Initial members of the International Alcohol Control study , including New Zealand, Thailand, Scotland and England, have been joined by countries including Australia, Mongolia, South Africa and Vietnam, for the study aimed at testing the effects of various alcohol policies on liquor consumption and problems in low and middle-income countries.
Professor Casswell and her colleagues carried out the survey, prior to changes in New Zealand’s liquor legislation, with data collection including information on respondents’ time of purchase, amounts bought, price paid, varieties of liquor and the location of the purchase. The researchers hope to follow up the 1900 respondents interviewed to assess any impact on the new legislation and they will also be monitoring price changes.
“Our analysis of the relationship between the prices people told us they paid and how much they drank found that people drinking large quantities pay less for their drinks,” Professor Casswell says.
“Those paying lower prices from off-license premises – where most alcohol is sold in New Zealand – were most likely to be to daily drinkers; whereas prices paid on on-premise drinking lcoations, like bars and restaurants, were not linked to frequency of drinking, but were to how much is consumed in a drinking occasion.”

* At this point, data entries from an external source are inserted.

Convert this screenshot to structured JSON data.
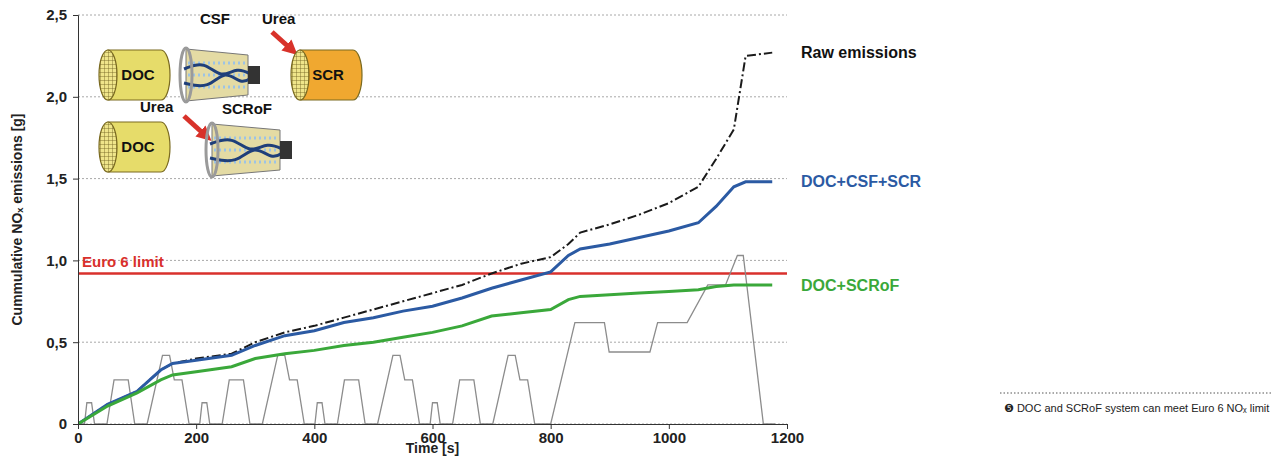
{
  "chart_data": {
    "type": "line",
    "x_label": "Time [s]",
    "y_label": "Cummulative NOₓ emissions [g]",
    "xlim": [
      0,
      1200
    ],
    "xticks": [
      0,
      200,
      400,
      600,
      800,
      1000,
      1200
    ],
    "ylim": [
      0,
      2.5
    ],
    "yticks": [
      0,
      {
        "value": 0.5,
        "label": "0,5"
      },
      {
        "value": 1.0,
        "label": "1,0"
      },
      {
        "value": 1.5,
        "label": "1,5"
      },
      {
        "value": 2.0,
        "label": "2,0"
      },
      {
        "value": 2.5,
        "label": "2,5"
      }
    ],
    "grid": true,
    "x": [
      0,
      50,
      100,
      140,
      160,
      200,
      260,
      300,
      350,
      400,
      450,
      500,
      550,
      600,
      650,
      700,
      750,
      800,
      830,
      850,
      900,
      950,
      1000,
      1050,
      1080,
      1110,
      1130,
      1175
    ],
    "series": [
      {
        "name": "Raw emissions",
        "color": "#1a1a1a",
        "line_style": "dashdot",
        "values": [
          0,
          0.12,
          0.2,
          0.33,
          0.37,
          0.4,
          0.43,
          0.5,
          0.56,
          0.6,
          0.65,
          0.7,
          0.75,
          0.8,
          0.85,
          0.92,
          0.98,
          1.02,
          1.1,
          1.17,
          1.22,
          1.28,
          1.35,
          1.45,
          1.62,
          1.8,
          2.25,
          2.27
        ]
      },
      {
        "name": "DOC+CSF+SCR",
        "color": "#2b5aa3",
        "line_style": "solid",
        "values": [
          0,
          0.12,
          0.2,
          0.33,
          0.37,
          0.39,
          0.42,
          0.48,
          0.54,
          0.57,
          0.62,
          0.65,
          0.69,
          0.72,
          0.77,
          0.83,
          0.88,
          0.93,
          1.03,
          1.07,
          1.1,
          1.14,
          1.18,
          1.23,
          1.33,
          1.45,
          1.48,
          1.48
        ]
      },
      {
        "name": "DOC+SCRoF",
        "color": "#3aa83a",
        "line_style": "solid",
        "values": [
          0,
          0.11,
          0.19,
          0.27,
          0.3,
          0.32,
          0.35,
          0.4,
          0.43,
          0.45,
          0.48,
          0.5,
          0.53,
          0.56,
          0.6,
          0.66,
          0.68,
          0.7,
          0.76,
          0.78,
          0.79,
          0.8,
          0.81,
          0.82,
          0.84,
          0.85,
          0.85,
          0.85
        ]
      },
      {
        "color": "#8c8c8c",
        "line_style": "solid",
        "x": [
          0,
          11,
          15,
          23,
          28,
          49,
          61,
          85,
          96,
          117,
          143,
          155,
          163,
          176,
          188,
          195,
          206,
          210,
          218,
          223,
          244,
          256,
          280,
          291,
          312,
          338,
          350,
          358,
          371,
          383,
          390,
          401,
          405,
          413,
          418,
          439,
          451,
          475,
          486,
          507,
          533,
          545,
          553,
          566,
          578,
          585,
          596,
          600,
          608,
          613,
          634,
          646,
          670,
          681,
          702,
          728,
          740,
          748,
          761,
          773,
          800,
          841,
          891,
          899,
          968,
          981,
          1031,
          1066,
          1096,
          1116,
          1126,
          1160,
          1180
        ],
        "values": [
          0,
          0,
          0.13,
          0.13,
          0,
          0,
          0.27,
          0.27,
          0,
          0,
          0.42,
          0.42,
          0.27,
          0.27,
          0,
          0,
          0,
          0.13,
          0.13,
          0,
          0,
          0.27,
          0.27,
          0,
          0,
          0.42,
          0.42,
          0.27,
          0.27,
          0,
          0,
          0,
          0.13,
          0.13,
          0,
          0,
          0.27,
          0.27,
          0,
          0,
          0.42,
          0.42,
          0.27,
          0.27,
          0,
          0,
          0,
          0.13,
          0.13,
          0,
          0,
          0.27,
          0.27,
          0,
          0,
          0.42,
          0.42,
          0.27,
          0.27,
          0,
          0,
          0.62,
          0.62,
          0.44,
          0.44,
          0.62,
          0.62,
          0.85,
          0.85,
          1.03,
          1.03,
          0,
          0
        ]
      }
    ],
    "reference_line": {
      "label": "Euro 6 limit",
      "value": 0.92,
      "color": "#d9302c"
    },
    "diagram": {
      "top": [
        "DOC",
        "CSF",
        "Urea",
        "SCR"
      ],
      "bottom": [
        "DOC",
        "Urea",
        "SCRoF"
      ]
    },
    "caption": "❺ DOC and SCRoF system can meet Euro 6 NOₓ limit"
  }
}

The survey also showed the heavier drinkers in the survey – both in terms of the quantities consumed and the frequency of drinking – were most likely to have bought alcohol in later hours.
Professor Casswell says while the New Zealand conclusions that the more available alcohol is , the more likely people will drink heavily, were not startling, - the implications of the research findings for local governments and communities were important and timely.

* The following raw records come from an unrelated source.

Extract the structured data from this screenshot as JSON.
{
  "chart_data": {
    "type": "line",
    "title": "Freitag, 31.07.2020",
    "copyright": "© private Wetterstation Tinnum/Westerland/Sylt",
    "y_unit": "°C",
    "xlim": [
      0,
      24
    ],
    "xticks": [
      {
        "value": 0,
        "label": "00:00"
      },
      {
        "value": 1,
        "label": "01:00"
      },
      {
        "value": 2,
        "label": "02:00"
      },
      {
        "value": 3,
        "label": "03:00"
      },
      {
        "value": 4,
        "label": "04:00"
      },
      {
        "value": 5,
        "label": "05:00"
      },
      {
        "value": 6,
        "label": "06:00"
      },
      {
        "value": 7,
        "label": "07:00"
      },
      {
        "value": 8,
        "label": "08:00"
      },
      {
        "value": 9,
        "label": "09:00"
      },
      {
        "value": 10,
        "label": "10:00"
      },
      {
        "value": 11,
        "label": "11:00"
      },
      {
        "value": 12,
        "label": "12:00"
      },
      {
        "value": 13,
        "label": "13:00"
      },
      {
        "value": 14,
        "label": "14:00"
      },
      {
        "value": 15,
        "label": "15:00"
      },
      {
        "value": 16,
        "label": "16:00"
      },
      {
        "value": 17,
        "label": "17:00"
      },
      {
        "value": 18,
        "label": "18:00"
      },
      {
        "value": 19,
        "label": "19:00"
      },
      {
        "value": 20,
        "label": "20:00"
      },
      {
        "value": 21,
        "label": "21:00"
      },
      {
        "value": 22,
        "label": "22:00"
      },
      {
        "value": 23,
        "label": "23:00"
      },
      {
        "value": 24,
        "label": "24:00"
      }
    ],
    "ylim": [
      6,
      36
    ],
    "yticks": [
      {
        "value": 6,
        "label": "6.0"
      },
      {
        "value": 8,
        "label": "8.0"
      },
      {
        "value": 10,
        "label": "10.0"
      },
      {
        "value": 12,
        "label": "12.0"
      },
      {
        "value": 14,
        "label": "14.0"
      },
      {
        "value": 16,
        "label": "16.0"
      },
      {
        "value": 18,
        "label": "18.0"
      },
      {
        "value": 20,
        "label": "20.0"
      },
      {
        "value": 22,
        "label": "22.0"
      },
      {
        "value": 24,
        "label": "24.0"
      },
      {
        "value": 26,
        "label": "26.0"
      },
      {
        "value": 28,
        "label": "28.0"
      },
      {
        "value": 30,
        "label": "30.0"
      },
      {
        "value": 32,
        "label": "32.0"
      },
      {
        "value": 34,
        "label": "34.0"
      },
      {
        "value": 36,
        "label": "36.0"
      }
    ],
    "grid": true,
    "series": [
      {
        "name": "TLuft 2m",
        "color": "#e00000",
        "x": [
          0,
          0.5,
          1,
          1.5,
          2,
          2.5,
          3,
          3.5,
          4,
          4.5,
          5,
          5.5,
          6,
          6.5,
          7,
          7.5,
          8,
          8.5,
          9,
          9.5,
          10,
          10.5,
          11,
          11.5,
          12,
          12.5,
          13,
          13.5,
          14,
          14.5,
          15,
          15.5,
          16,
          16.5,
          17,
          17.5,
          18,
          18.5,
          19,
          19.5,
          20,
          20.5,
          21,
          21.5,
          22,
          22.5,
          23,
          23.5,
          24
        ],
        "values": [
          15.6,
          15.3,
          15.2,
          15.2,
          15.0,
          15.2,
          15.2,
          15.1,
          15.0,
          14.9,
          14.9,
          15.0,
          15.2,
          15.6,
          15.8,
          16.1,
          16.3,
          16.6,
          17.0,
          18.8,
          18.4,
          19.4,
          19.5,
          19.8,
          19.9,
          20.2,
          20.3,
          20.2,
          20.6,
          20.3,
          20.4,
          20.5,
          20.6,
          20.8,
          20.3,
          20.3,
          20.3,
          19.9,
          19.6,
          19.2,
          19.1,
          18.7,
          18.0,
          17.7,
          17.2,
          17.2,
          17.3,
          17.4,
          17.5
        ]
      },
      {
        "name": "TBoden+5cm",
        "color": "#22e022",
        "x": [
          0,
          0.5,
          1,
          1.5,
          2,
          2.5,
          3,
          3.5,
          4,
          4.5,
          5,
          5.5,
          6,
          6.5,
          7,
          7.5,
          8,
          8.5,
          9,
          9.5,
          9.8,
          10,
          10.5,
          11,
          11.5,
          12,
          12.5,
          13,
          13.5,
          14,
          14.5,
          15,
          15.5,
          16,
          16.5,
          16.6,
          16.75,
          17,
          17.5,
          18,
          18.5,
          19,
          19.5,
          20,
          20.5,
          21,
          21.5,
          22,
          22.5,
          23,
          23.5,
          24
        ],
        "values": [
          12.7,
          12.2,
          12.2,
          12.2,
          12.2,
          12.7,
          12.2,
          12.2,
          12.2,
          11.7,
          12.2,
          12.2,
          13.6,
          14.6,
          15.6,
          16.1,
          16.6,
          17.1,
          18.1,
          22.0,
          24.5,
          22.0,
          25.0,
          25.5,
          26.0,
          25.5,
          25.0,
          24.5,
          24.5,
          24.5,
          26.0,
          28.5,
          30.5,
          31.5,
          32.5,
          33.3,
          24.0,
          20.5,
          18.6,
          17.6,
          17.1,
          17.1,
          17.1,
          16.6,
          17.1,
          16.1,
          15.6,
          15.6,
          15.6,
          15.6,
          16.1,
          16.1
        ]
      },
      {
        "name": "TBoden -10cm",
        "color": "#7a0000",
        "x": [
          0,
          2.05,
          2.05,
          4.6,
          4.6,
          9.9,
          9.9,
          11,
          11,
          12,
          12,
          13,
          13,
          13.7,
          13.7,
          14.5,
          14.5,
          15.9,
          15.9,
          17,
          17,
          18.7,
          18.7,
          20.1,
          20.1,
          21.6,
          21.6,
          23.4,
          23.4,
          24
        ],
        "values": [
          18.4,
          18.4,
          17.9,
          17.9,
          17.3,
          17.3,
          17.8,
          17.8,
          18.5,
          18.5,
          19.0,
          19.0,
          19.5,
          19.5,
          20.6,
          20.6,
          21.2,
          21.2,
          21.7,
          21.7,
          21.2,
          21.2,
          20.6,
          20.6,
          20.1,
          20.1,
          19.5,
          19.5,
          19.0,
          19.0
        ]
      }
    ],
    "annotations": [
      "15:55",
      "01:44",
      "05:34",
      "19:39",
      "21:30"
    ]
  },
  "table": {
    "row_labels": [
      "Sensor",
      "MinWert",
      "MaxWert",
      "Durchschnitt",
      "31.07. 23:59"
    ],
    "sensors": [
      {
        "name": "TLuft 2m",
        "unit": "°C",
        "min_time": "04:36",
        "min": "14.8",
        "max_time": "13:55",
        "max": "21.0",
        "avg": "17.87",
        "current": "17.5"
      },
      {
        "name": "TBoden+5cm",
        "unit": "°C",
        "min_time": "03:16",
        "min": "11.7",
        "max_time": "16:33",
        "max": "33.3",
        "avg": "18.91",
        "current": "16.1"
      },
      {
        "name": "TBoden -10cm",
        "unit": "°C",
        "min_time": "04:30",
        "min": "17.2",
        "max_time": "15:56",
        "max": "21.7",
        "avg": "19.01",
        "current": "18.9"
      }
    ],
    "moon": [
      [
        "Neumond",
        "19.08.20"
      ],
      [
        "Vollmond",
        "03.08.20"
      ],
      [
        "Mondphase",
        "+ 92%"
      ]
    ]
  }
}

“It is the communities that have to deal with alcohol-related disorders and violence, which are linked to heavier drinking which is, in turn, linked to longer hours spent drinking in bars and pubs. Sales ffrom off-licence premises of takeaway alcohol have also been linked with family violence and child maltreatment. Our findings support the importance of trading hours, and this is one policy which may be changed quickly given the opportunity in New Zealand for councils to set trading hours – unlike reducing density, for example, which may take longer to achieve,” she says.
‘With this research we are seeking to better inform community policy in the countries taking part [in the study] about what is happening on the ground – what drinkers are buying, or obtaining via social supply, how much they are paying, where and when they buy and their exposure to alcohol marketing.”
‘An ability to measure response to any policy changes which occur, and make comparisons with countries where no policy change has occurred, will add to the
international community’s knowledge of what makes effective alchol policy, articularly in emerging alcohol markets where less information is available.”